[amsat-bb] Icom IC-910H

Mvivona Mvivona at yahoo.com
Mon Aug 15 23:13:03 UTC 2016

I have an iC910H driving it with SatPC32. I knew nothing when I started. All I did is press the "satellite" button and SatPC32 does the rest. No special setup on the radio side. Am using the USB cable to the radio, model number RPC-117-UF. 

Michael Vivona
Sent from my iPad

On Aug 15, 2016, at 5:16 PM, B J <va6bmj at gmail.com> wrote:

> On 8/15/16, David Bondy G4NRT <david at g4nrt.com> wrote:
> I am sure that over the years many people have used the Icom IC-910H for
> satellite communications.
> I am new to the world of satellites and have recently acquired a used
> IC-910H (no 23cm module) and I wondered whether anyone has made up a ‘cheat
> sheet’ which would help me get it all set-up for operating.
> If I could find a sheet for FM, one for SSB and perhaps one even for data
> then it would save me trying to re-invent the wheel!  If anyone knows of any
> other good resources that i could consult then that would be great!


I'm not aware of such a guide, but there are a few things you need to
keep in mind when setting up a station using a '910.

If you're using computer control, you might not be able use the
radio's satellite mode.  I use Gpredict running on Linux to operate my
rig and it requires that both the uplink and downlink VFOs be
independent.  (Hamlib runs in the background and actually controls the
radio.  Gpredict is the user interface.)

Setting up the radio is quite easy.  Each side can be set to the
applicable mode by pressing a few buttons as shown in the manual.
You'll find them right above the main VFO knob.  Once I set up my
software and engage the control function, the frequencies are set by
the computer.

Since I live in an apartment, I have to set up my station outside.  I
use an Arrow yagi, so I have only one hand free by which to operate my
mike and adjust my computer.  For that, I use a boom mike headset and
a hand-held PTT switch.  The switch is built such that I have a finger
free while I'm transmitting so that I can adjust the frequencies
through my computer to find my downlink or move elsewhere in the band.

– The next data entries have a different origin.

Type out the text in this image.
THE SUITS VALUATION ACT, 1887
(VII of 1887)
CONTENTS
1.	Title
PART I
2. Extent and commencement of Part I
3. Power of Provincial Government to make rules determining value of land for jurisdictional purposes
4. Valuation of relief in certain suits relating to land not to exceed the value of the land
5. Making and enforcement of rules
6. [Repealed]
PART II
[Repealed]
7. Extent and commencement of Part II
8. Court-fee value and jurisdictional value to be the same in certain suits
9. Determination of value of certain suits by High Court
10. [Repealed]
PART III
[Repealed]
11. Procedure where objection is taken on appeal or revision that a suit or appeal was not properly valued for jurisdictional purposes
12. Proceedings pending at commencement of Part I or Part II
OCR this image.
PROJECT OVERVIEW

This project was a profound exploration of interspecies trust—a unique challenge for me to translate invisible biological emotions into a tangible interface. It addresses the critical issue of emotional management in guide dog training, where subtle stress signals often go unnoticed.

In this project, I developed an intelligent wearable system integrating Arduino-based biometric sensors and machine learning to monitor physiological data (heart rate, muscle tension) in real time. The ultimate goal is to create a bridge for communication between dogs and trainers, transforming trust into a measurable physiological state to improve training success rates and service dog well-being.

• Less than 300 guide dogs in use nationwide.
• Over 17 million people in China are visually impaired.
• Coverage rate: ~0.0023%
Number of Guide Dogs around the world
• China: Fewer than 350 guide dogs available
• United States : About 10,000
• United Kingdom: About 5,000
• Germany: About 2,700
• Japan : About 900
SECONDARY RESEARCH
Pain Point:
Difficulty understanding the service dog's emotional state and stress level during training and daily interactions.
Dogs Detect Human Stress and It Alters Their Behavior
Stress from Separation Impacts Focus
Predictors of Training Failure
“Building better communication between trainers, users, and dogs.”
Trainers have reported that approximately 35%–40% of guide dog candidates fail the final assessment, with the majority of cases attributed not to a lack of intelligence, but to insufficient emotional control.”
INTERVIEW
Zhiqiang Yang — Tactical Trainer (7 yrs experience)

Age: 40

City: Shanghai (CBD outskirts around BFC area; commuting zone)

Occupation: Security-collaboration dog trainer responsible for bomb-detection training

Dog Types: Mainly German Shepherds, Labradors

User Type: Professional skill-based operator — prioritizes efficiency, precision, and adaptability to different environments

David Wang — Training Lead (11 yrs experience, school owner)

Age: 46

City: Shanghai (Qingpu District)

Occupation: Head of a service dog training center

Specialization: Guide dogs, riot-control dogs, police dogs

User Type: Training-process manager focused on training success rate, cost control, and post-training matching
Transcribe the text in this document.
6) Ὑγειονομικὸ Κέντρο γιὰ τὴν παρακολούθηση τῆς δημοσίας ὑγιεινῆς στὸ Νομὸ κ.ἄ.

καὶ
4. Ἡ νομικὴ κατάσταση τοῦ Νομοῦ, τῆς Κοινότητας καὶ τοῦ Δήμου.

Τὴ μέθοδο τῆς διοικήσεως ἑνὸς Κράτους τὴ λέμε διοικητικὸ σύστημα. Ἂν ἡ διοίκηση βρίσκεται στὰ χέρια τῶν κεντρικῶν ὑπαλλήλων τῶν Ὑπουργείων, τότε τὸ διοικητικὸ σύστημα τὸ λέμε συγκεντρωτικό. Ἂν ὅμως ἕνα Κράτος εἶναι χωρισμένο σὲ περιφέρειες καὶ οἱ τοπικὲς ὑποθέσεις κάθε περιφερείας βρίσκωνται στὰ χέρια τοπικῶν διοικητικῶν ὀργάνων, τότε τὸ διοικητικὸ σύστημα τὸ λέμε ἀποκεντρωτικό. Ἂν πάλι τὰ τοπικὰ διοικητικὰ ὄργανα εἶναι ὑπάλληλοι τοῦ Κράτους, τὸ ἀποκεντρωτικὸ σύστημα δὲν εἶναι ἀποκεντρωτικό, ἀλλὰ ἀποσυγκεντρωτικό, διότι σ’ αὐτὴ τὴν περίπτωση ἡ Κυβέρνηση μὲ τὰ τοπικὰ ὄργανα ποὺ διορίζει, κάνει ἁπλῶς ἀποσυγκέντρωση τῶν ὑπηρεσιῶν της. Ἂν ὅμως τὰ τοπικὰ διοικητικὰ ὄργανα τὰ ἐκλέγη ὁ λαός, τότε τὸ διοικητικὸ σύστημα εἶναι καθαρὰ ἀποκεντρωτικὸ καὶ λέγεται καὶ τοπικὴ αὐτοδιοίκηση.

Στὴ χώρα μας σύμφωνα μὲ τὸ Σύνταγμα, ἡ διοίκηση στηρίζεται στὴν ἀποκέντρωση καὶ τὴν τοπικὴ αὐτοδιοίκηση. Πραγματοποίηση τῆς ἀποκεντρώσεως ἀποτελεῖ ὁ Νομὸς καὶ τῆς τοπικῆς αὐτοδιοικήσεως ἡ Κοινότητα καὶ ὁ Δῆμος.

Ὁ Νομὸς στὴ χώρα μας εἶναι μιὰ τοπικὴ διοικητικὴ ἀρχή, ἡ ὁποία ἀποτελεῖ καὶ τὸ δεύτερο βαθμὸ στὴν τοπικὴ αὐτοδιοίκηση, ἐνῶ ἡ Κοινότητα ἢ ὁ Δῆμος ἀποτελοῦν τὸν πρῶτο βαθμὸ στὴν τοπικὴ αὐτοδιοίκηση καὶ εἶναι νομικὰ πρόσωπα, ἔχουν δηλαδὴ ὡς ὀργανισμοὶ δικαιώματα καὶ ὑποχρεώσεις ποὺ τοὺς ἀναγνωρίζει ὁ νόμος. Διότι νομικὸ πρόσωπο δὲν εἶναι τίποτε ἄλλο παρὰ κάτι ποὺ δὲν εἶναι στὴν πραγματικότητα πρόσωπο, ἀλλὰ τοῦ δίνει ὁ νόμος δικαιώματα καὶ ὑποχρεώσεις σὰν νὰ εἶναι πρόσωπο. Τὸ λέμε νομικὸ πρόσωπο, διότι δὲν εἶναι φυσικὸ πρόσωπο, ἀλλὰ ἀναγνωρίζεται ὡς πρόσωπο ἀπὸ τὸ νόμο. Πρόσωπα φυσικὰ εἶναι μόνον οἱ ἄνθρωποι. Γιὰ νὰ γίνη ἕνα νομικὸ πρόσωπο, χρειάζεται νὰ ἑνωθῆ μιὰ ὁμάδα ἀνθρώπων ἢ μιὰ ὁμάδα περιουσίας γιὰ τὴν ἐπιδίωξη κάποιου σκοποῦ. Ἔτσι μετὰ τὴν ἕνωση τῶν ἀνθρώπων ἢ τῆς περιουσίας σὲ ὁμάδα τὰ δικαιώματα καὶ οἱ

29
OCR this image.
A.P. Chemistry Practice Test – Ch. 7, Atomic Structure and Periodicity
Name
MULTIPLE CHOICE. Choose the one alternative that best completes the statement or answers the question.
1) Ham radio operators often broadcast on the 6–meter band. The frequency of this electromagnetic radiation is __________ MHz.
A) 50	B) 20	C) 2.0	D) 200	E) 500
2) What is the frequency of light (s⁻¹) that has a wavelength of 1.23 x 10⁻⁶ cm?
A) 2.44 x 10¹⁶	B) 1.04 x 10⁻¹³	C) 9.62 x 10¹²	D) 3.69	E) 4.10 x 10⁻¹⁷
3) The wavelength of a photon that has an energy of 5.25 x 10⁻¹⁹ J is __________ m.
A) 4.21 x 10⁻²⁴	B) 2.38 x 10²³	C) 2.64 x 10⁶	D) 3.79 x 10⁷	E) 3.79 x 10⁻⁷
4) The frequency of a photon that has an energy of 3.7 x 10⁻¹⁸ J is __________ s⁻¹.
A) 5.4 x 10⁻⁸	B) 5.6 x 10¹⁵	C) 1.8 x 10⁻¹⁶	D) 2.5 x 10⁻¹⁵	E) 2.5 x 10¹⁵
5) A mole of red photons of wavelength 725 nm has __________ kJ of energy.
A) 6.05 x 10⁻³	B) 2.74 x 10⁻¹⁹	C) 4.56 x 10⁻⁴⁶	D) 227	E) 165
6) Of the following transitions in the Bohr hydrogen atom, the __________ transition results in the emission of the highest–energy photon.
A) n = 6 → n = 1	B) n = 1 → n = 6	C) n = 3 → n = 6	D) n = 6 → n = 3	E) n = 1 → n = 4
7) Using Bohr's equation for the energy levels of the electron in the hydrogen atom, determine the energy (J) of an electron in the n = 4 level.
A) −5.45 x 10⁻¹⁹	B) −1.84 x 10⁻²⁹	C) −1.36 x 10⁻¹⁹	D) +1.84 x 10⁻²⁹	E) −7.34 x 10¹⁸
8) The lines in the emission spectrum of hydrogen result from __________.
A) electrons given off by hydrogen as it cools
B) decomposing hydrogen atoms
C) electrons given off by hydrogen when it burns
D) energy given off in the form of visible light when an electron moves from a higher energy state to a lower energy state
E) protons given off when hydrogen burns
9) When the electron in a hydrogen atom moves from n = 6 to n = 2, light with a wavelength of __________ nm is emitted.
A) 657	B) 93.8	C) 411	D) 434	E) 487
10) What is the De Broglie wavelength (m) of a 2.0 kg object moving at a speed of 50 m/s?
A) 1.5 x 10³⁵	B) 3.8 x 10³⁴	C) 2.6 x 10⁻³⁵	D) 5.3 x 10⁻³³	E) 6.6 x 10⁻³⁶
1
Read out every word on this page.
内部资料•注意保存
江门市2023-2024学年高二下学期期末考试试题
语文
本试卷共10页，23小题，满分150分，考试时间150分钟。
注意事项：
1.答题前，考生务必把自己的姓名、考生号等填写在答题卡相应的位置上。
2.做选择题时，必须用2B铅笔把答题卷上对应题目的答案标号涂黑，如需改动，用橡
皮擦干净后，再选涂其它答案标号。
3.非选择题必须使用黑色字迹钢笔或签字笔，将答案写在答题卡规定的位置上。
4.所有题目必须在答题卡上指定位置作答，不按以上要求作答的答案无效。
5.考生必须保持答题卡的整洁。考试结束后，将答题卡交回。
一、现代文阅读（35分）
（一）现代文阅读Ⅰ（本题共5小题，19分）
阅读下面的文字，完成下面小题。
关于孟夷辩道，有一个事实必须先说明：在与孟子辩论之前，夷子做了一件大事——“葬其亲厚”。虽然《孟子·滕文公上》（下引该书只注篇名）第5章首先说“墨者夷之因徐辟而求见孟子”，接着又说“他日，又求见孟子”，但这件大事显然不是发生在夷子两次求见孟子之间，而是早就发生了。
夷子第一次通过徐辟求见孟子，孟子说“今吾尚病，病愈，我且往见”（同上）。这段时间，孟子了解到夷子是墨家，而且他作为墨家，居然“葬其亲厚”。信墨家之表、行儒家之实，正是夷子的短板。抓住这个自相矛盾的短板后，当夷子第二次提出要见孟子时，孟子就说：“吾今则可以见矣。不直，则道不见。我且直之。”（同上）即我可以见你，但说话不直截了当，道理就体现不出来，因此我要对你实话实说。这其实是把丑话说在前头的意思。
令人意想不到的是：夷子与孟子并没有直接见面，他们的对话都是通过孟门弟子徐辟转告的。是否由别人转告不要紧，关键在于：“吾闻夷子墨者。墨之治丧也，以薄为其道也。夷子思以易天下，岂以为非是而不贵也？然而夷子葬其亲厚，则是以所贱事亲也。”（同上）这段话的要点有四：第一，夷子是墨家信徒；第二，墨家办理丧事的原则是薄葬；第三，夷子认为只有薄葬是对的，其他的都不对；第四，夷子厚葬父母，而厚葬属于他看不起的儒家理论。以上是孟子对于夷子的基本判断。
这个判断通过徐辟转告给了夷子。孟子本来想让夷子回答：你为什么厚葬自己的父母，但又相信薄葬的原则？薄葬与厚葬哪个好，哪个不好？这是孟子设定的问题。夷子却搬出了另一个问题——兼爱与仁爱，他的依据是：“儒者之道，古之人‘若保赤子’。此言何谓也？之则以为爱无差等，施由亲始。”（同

When I go on the air, I like to find a part of the band where there's
no traffic so that when I'm looking for my downlink, I don't interrupt
any on-going QSOs.  I start by first setting my software to the
nominal frequencies, moving away a bit if there's already some
activity at or near mid-band, and then, if I don't already know what
the offset is, I slowly change the downlink until I hear my signal.